While SEC Awaits, Longhorns Focused On One Last Run At Big 12 Title
ARLINGTON, Texas -- Across a television screen in thousands of households flashed the future of Texas football.
Across the Twitterverse, however, the Longhorns flashed the present.
When the Southeastern Conference released its 2024 schedule featuring newcomers Texas and Oklahoma as part of the format, attention from fans turned toward the impending year. The Longhorns, who will join the Sooners on July 1, 2024, as the newest members of the SEC, still have one year remaining as members of the Big 12.
Third-year coach Steve Sarkisian took a different avenue when that Thursday evening. While team Twitter avatars and coaches were making posts of the future, Sarkisian posted the Longhorns 2023 schedule.
One by one, players who don the Burnt Orange and White retweeted Sarkisian. Several posted the 2023 schedule on their personal pages to ensure the message was clear.
Texas might be gearing up to eventually compete for an SEC crown, but the job's not finished in the Big 12 yet.
"These guys don't need me much to express the message, they need me to support their message," Sarkisian said around a crowed media scrum Wednesday at Big 12 Media Days at AT&T Stadium. "That's what my job is. When the SEC released the schedule for 2024, they were the ones that wanted to make sure we put out our 2023 schedule."
Sarkisian has been adamant since the Alamo Bowl that everything is fixated on the here and now.

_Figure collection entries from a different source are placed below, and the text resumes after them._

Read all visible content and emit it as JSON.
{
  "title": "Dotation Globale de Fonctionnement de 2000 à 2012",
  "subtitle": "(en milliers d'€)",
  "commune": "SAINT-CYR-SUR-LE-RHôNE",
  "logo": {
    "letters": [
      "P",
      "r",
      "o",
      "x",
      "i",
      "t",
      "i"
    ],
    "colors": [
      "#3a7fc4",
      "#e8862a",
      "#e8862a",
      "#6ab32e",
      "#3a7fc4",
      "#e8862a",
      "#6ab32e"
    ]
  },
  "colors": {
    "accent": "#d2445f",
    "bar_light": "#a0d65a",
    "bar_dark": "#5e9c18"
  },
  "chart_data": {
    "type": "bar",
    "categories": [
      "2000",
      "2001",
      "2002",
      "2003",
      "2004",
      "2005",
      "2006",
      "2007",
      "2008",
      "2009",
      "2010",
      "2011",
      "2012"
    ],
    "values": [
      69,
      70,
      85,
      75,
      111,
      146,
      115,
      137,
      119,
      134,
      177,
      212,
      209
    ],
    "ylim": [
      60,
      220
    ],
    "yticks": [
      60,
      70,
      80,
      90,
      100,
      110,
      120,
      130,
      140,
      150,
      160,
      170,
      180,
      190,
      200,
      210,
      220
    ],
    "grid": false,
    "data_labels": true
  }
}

Sure, the Longhorns are destined to eventually be one of the top contenders in terms of recruiting among the "Power Two" conferences.
They're also a program that has not won a conference title since 2009. Since Mack Brown's departure, the Horns have only made the trip to Arlington once, coming in a 39-27 loss to the Sooners in 2018.
It's why conversations in the locker room have yet to be on the team's eventual route to the SEC. Players rarely speak of the move since their goal is to win a Big 12 title one last time before the reality becomes a dream.
And the dream itself is what drives veterans in the locker room. Seniors signed up to bring home a title in the current conference, not watch their brethren win after they're nothing more than a memory.
"I'm gonna have a bunch of guys that are on this team right now that won't be on the team next year," Sarkisan said. "They're the leaders of our team right now as it stands. You're talking about a Jordan Whittington, a Christian Jones. You're talking about T'Vondre Sweat, a Jerrin Thompson, for that matter—a Jahdae Barron.
"These guys who have been here have been fighting for a Big 12 title since they arrived. They see an opportunity to go get one."
On paper, this feels like the year where it could all come together. The Horns return eight offensive starters, including Big 12 Newcomer of the Year Quinn Ewers at quarterback. Defensively, Texas upgraded its secondary on the recruiting trail and the transfer portal, with additions like Jalen Catalon (Arkansas) and Gavin Holmes (Wake Forest).
The schedule bodes in its far, too. Texas travels to Tuscaloosa, Ala., for a rematch of Week 2's showdown in Austin against Alabama. Away trips include games against Baylor, TCU, Iowa State, and newcomer Houston. At Memorial Stadium, the only "trap game" would potentially be Kansas, which features the preseason Offensive Player of the Year Jalon Daniels.
The consensus feel around the building? Belief. Outside the building, there's belief, too, as 41 of the 67 ballots submitted for the Big 12 preseason poll featured Texas as the front-runner to win it all, a first for the team since Colt McCoy was running the offense in 2009.
"Everybody internally knows how good we can be this year," said Whittington. "We know what we want. We want to win the Big 12 championship. That's every team's goal, but I think we've been doing everything we can to move in that direction."
The previous two conference champions weren't listed as front-runners in years they hoisted the trophy. Baylor, who then was in its second season under Dave Aranda, was projected to finish sixth in the Big 12 after a 2-7 season. Kansas State, which consistently produced eight-win seasons under Chris Klieman, was sixth in odds last July.
Both should be players to win the crown in 2023. National champion runner-up TCU should also join the mix a year after being listed as seventh in the preseason polls.
Whittington said the Longhorns have the pieces. Now it's about putting the puzzle together. Texas has exponential expectations to win it all in 2023.
In retrospect, the Longhorns should play with no regret. After all, there is no tomorrow as the flagship program of a conference founded in 1996.
Said Jaylan Ford: "We have a lot of seniors on this team. It'd be an amazing feeling for everyone, myself included, to go out and finish on a note like that."